SATU ARAH - Kaburnya terpidana mati gembong narkoba Chai Changpan atau Cai Ji Fan, warga negara asal China dari Lembaga Permasyarakatan (Lapas) Kelas 1 Tangerang, Banten beberapa hari lalu mendapat perhatian publik termasuk Azmi Syahputra, Dosen Hukum Pidana Universitas Bung Karno, Jakarta.
Azmi menjelaskan, kejadian larinya napi ini sudah berkali-kali terjadi seperti di Kerobogan, Pekanbaru dan Sekayu Aceh beberapa tahun lalu.
"Harus jadi evaluasi konkrit bagi Menteri Hukum dan Ham beserta jajarannya. Hal ini dapat disebabkan antara lain karena terbatasnya jumlah petugas Lapas dengan ratio napi yang terus meningkat seperti "bom waktu," jelasnya, Sabtu (19/9/2020).
Bahkan katanya, pola ke safety-an yang kurang maksimal bisa menjadi salah satu penyebab yang seharusnya diperhatikan, di mana petugas juga harus setiap saat ada (tidak hanya sekedar diabsen dan dicek pada saat apel). Namun harus melakukan bentuk pengamanan intensif (patroli sewaktu-waktu) dan mencakup ke safety-an sampai aktifitas dan menyisir hal apa saja yang dilakukan dalam ruangan napi, terlebih pengawasan bagi napi yang dijatuhi hukuman mati.
"Ini yang diabaikan, kurang mendapat penjagaan yang lebih maksimal," beber Azmi.
Tidak sampai di situ, sambung dia, masalah lain bisa juga terjadi disebabkan konstruksi bangunan lapas yang sudah lama (sehingga mudah dibobol) dan juga kurang tegasnya petugas Lapas terhadap Napi, sehingga masih ada Napi yang leluasa berkomunikasi dengan orang di luar alapas.
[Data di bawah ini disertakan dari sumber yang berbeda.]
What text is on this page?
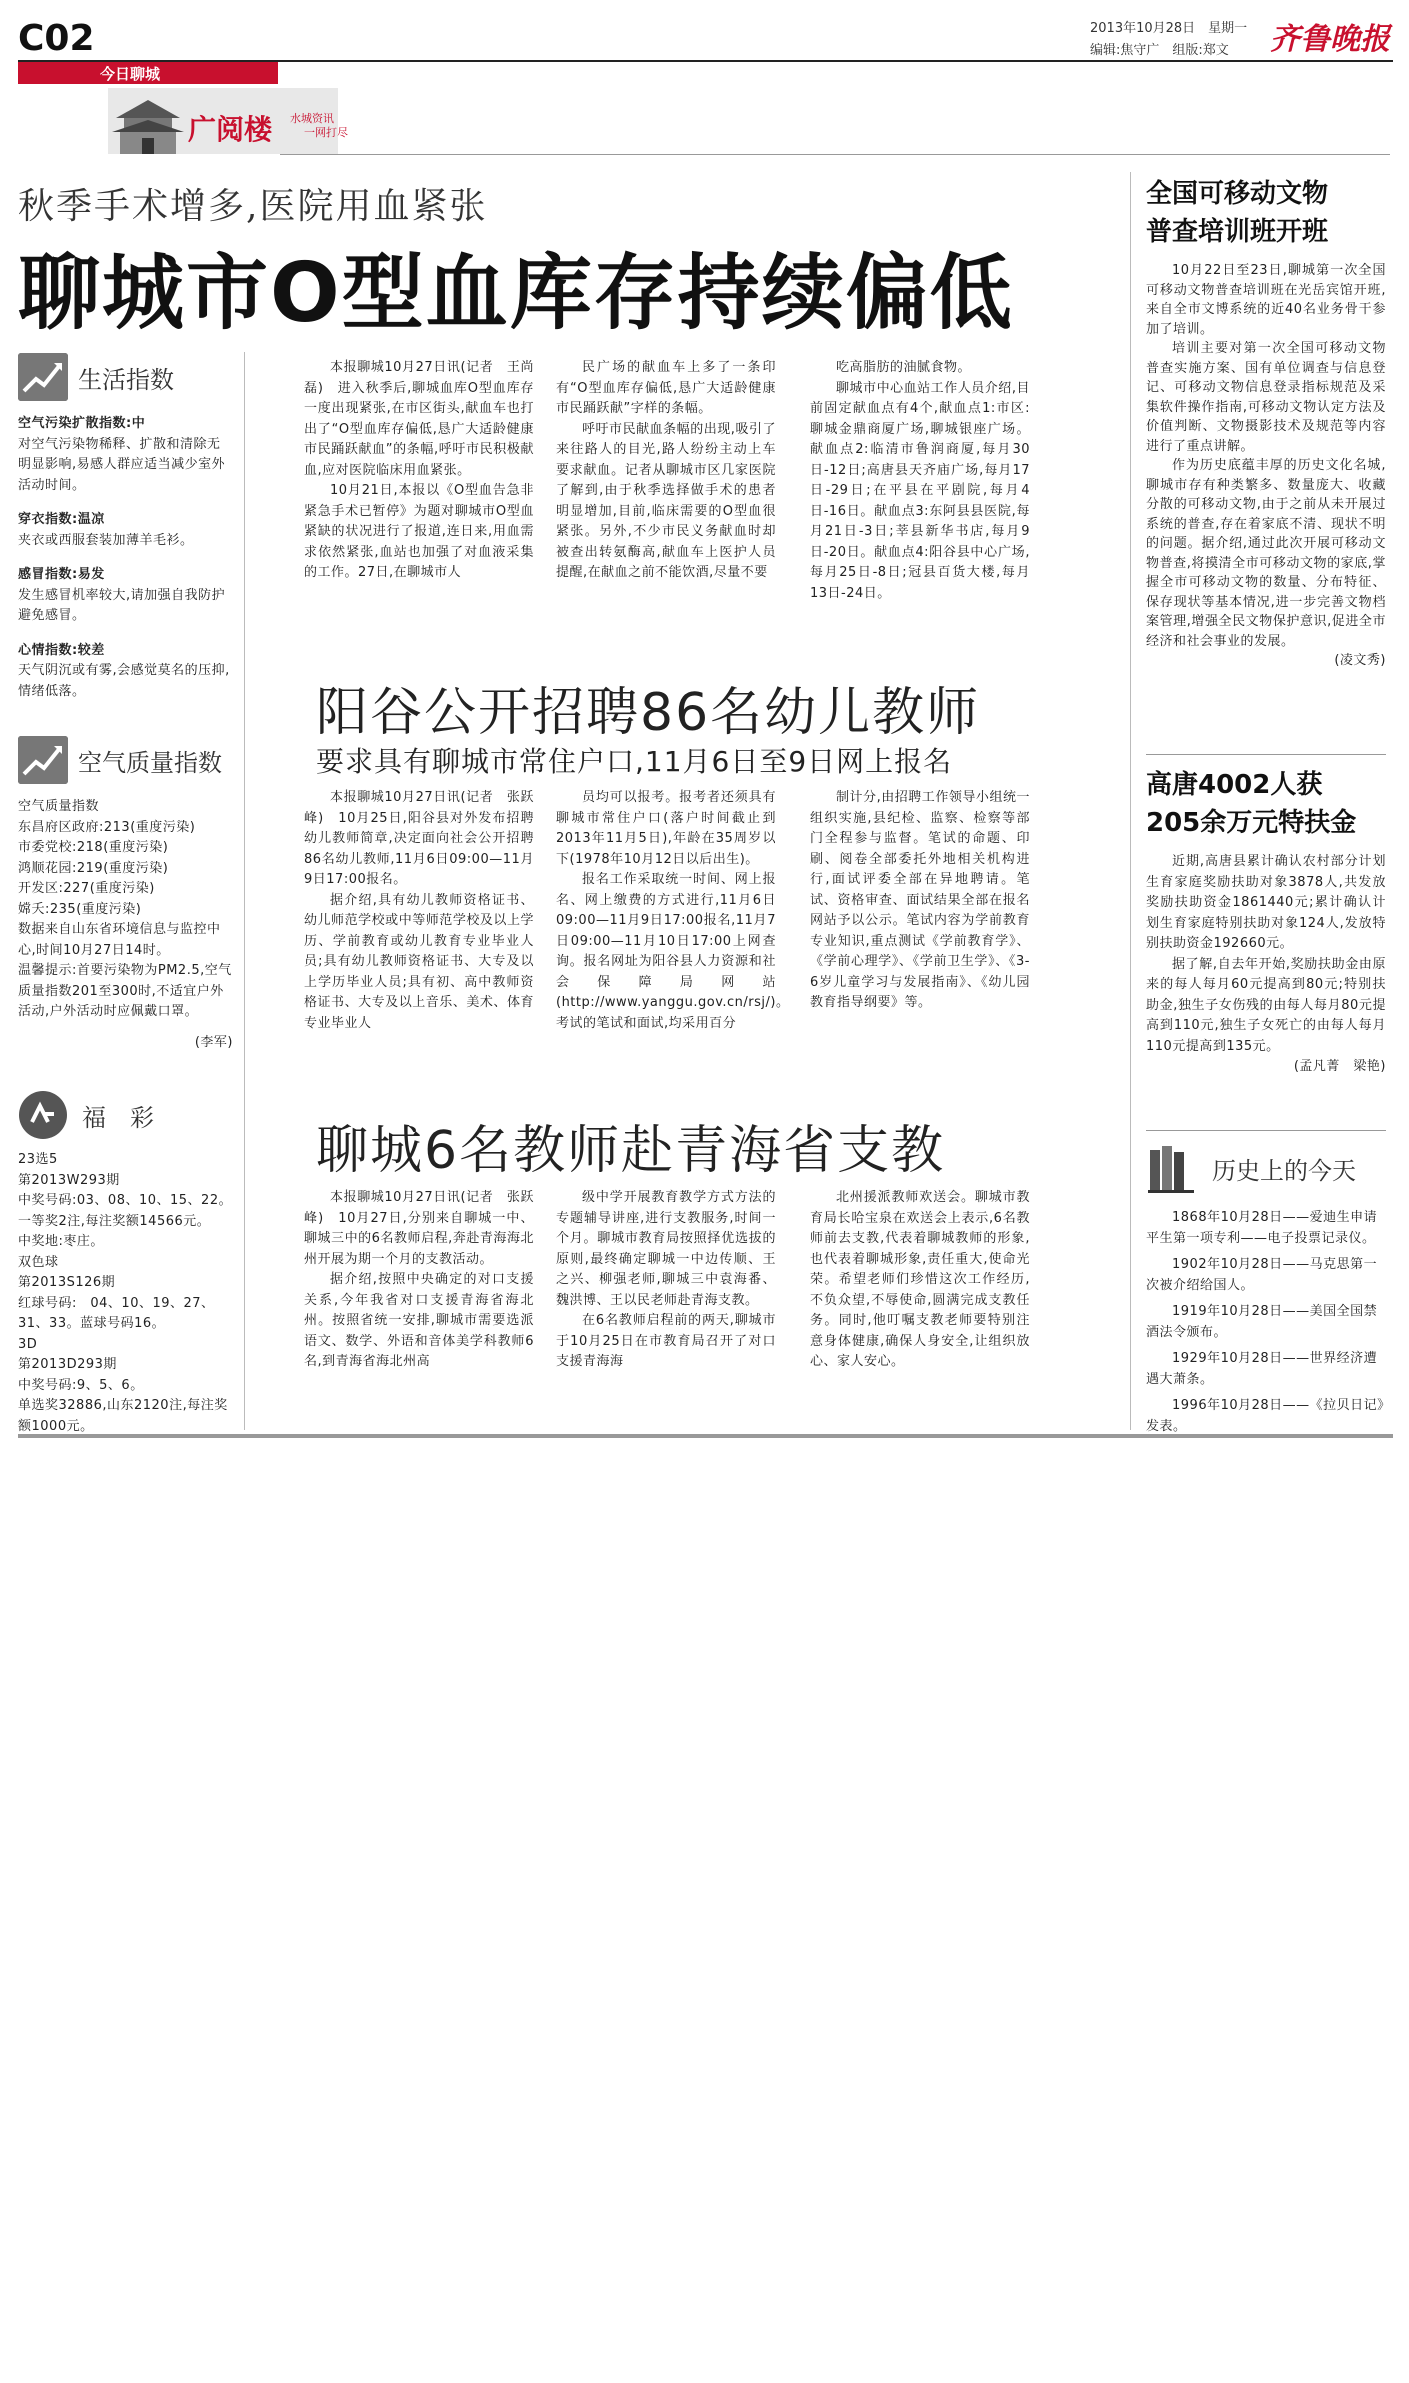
C02
今日聊城
2013年10月28日　星期一
编辑:焦守广　组版:郑文	齐鲁晚报
广阅楼 水城资讯
一网打尽
秋季手术增多,医院用血紧张
聊城市O型血库存持续偏低
生活指数
空气污染扩散指数:中
对空气污染物稀释、扩散和清除无明显影响,易感人群应适当减少室外活动时间。
穿衣指数:温凉
夹衣或西服套装加薄羊毛衫。
感冒指数:易发
发生感冒机率较大,请加强自我防护避免感冒。
心情指数:较差
天气阴沉或有雾,会感觉莫名的压抑,情绪低落。
空气质量指数
空气质量指数
东昌府区政府:213(重度污染)
市委党校:218(重度污染)
鸿顺花园:219(重度污染)
开发区:227(重度污染)
嫦夭:235(重度污染)
数据来自山东省环境信息与监控中心,时间10月27日14时。
温馨提示:首要污染物为PM2.5,空气质量指数201至300时,不适宜户外活动,户外活动时应佩戴口罩。
(李军)
福　彩
23选5
第2013W293期
中奖号码:03、08、10、15、22。
一等奖2注,每注奖额14566元。
中奖地:枣庄。
双色球
第2013S126期
红球号码:　04、10、19、27、31、33。蓝球号码16。
3D
第2013D293期
中奖号码:9、5、6。
单选奖32886,山东2120注,每注奖额1000元。

本报聊城10月27日讯(记者　王尚磊)　进入秋季后,聊城血库O型血库存一度出现紧张,在市区街头,献血车也打出了“O型血库存偏低,恳广大适龄健康市民踊跃献血”的条幅,呼吁市民积极献血,应对医院临床用血紧张。

10月21日,本报以《O型血告急非紧急手术已暂停》为题对聊城市O型血紧缺的状况进行了报道,连日来,用血需求依然紧张,血站也加强了对血液采集的工作。27日,在聊城市人

民广场的献血车上多了一条印有“O型血库存偏低,恳广大适龄健康市民踊跃献”字样的条幅。

呼吁市民献血条幅的出现,吸引了来往路人的目光,路人纷纷主动上车要求献血。记者从聊城市区几家医院了解到,由于秋季选择做手术的患者明显增加,目前,临床需要的O型血很紧张。另外,不少市民义务献血时却被查出转氨酶高,献血车上医护人员提醒,在献血之前不能饮酒,尽量不要

吃高脂肪的油腻食物。

聊城市中心血站工作人员介绍,目前固定献血点有4个,献血点1:市区:聊城金鼎商厦广场,聊城银座广场。献血点2:临清市鲁润商厦,每月30日-12日;高唐县天齐庙广场,每月17日-29日;在平县在平剧院,每月4日-16日。献血点3:东阿县县医院,每月21日-3日;莘县新华书店,每月9日-20日。献血点4:阳谷县中心广场,每月25日-8日;冠县百货大楼,每月13日-24日。

阳谷公开招聘86名幼儿教师
要求具有聊城市常住户口,11月6日至9日网上报名

本报聊城10月27日讯(记者　张跃峰)　10月25日,阳谷县对外发布招聘幼儿教师简章,决定面向社会公开招聘86名幼儿教师,11月6日09:00—11月9日17:00报名。

据介绍,具有幼儿教师资格证书、幼儿师范学校或中等师范学校及以上学历、学前教育或幼儿教育专业毕业人员;具有幼儿教师资格证书、大专及以上学历毕业人员;具有初、高中教师资格证书、大专及以上音乐、美术、体育专业毕业人

员均可以报考。报考者还须具有聊城市常住户口(落户时间截止到2013年11月5日),年龄在35周岁以下(1978年10月12日以后出生)。

报名工作采取统一时间、网上报名、网上缴费的方式进行,11月6日09:00—11月9日17:00报名,11月7日09:00—11月10日17:00上网查询。报名网址为阳谷县人力资源和社会保障局网站(http://www.yanggu.gov.cn/rsj/)。考试的笔试和面试,均采用百分

制计分,由招聘工作领导小组统一组织实施,县纪检、监察、检察等部门全程参与监督。笔试的命题、印刷、阅卷全部委托外地相关机构进行,面试评委全部在异地聘请。笔试、资格审查、面试结果全部在报名网站予以公示。笔试内容为学前教育专业知识,重点测试《学前教育学》、《学前心理学》、《学前卫生学》、《3-6岁儿童学习与发展指南》、《幼儿园教育指导纲要》等。

聊城6名教师赴青海省支教

本报聊城10月27日讯(记者　张跃峰)　10月27日,分别来自聊城一中、聊城三中的6名教师启程,奔赴青海海北州开展为期一个月的支教活动。

据介绍,按照中央确定的对口支援关系,今年我省对口支援青海省海北州。按照省统一安排,聊城市需要选派语文、数学、外语和音体美学科教师6名,到青海省海北州高

级中学开展教育教学方式方法的专题辅导讲座,进行支教服务,时间一个月。聊城市教育局按照择优选拔的原则,最终确定聊城一中边传顺、王之兴、柳强老师,聊城三中袁海番、魏洪博、王以民老师赴青海支教。

在6名教师启程前的两天,聊城市于10月25日在市教育局召开了对口支援青海海

北州援派教师欢送会。聊城市教育局长哈宝泉在欢送会上表示,6名教师前去支教,代表着聊城教师的形象,也代表着聊城形象,责任重大,使命光荣。希望老师们珍惜这次工作经历,不负众望,不辱使命,圆满完成支教任务。同时,他叮嘱支教老师要特别注意身体健康,确保人身安全,让组织放心、家人安心。

全国可移动文物
普查培训班开班

10月22日至23日,聊城第一次全国可移动文物普查培训班在光岳宾馆开班,来自全市文博系统的近40名业务骨干参加了培训。

培训主要对第一次全国可移动文物普查实施方案、国有单位调查与信息登记、可移动文物信息登录指标规范及采集软件操作指南,可移动文物认定方法及价值判断、文物摄影技术及规范等内容进行了重点讲解。

作为历史底蕴丰厚的历史文化名城,聊城市存有种类繁多、数量庞大、收藏分散的可移动文物,由于之前从未开展过系统的普查,存在着家底不清、现状不明的问题。据介绍,通过此次开展可移动文物普查,将摸清全市可移动文物的家底,掌握全市可移动文物的数量、分布特征、保存现状等基本情况,进一步完善文物档案管理,增强全民文物保护意识,促进全市经济和社会事业的发展。

(凌文秀)
高唐4002人获
205余万元特扶金

近期,高唐县累计确认农村部分计划生育家庭奖励扶助对象3878人,共发放奖励扶助资金1861440元;累计确认计划生育家庭特别扶助对象124人,发放特别扶助资金192660元。

据了解,自去年开始,奖励扶助金由原来的每人每月60元提高到80元;特别扶助金,独生子女伤残的由每人每月80元提高到110元,独生子女死亡的由每人每月110元提高到135元。

(孟凡菁　梁艳)
历史上的今天
1868年10月28日——爱迪生申请平生第一项专利——电子投票记录仪。
1902年10月28日——马克思第一次被介绍给国人。
1919年10月28日——美国全国禁酒法令颁布。
1929年10月28日——世界经济遭遇大萧条。
1996年10月28日——《拉贝日记》发表。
"Biasanya para Napi masih dapat berkomunikasi dengan orang yang berada di luar, sehingga hal ini memudahkan para tahanan atau napi merencanakan sesuatu dan bisa saja 'diajarin' termasuk rencana dan cara untuk melarikan diri," ujarnya.
Oleh karena itu, menurutnya, perlu sanksi yang lebih berat karena selama ini hanya hukuman disiplin berat (isolasi 6 hari ). Ke depan sanksinya harus lebih berat dan maksimal, sehingga ada efek nyata bagi nara pidana yang membawa handphone termasuk sanksi bagi petugas yang membiarkan atau memfasilitasi handphone bagi para nara pidana.
"Harus ada solusi konkrit, bisa menambah petugas sipir, menambah CCTV bahkan bila perlu memasang jammer (alat peredam/menghilangkan sinyal) di Lapas, sehingga mereka tidak bisa berkomunikasi," imbuhnya.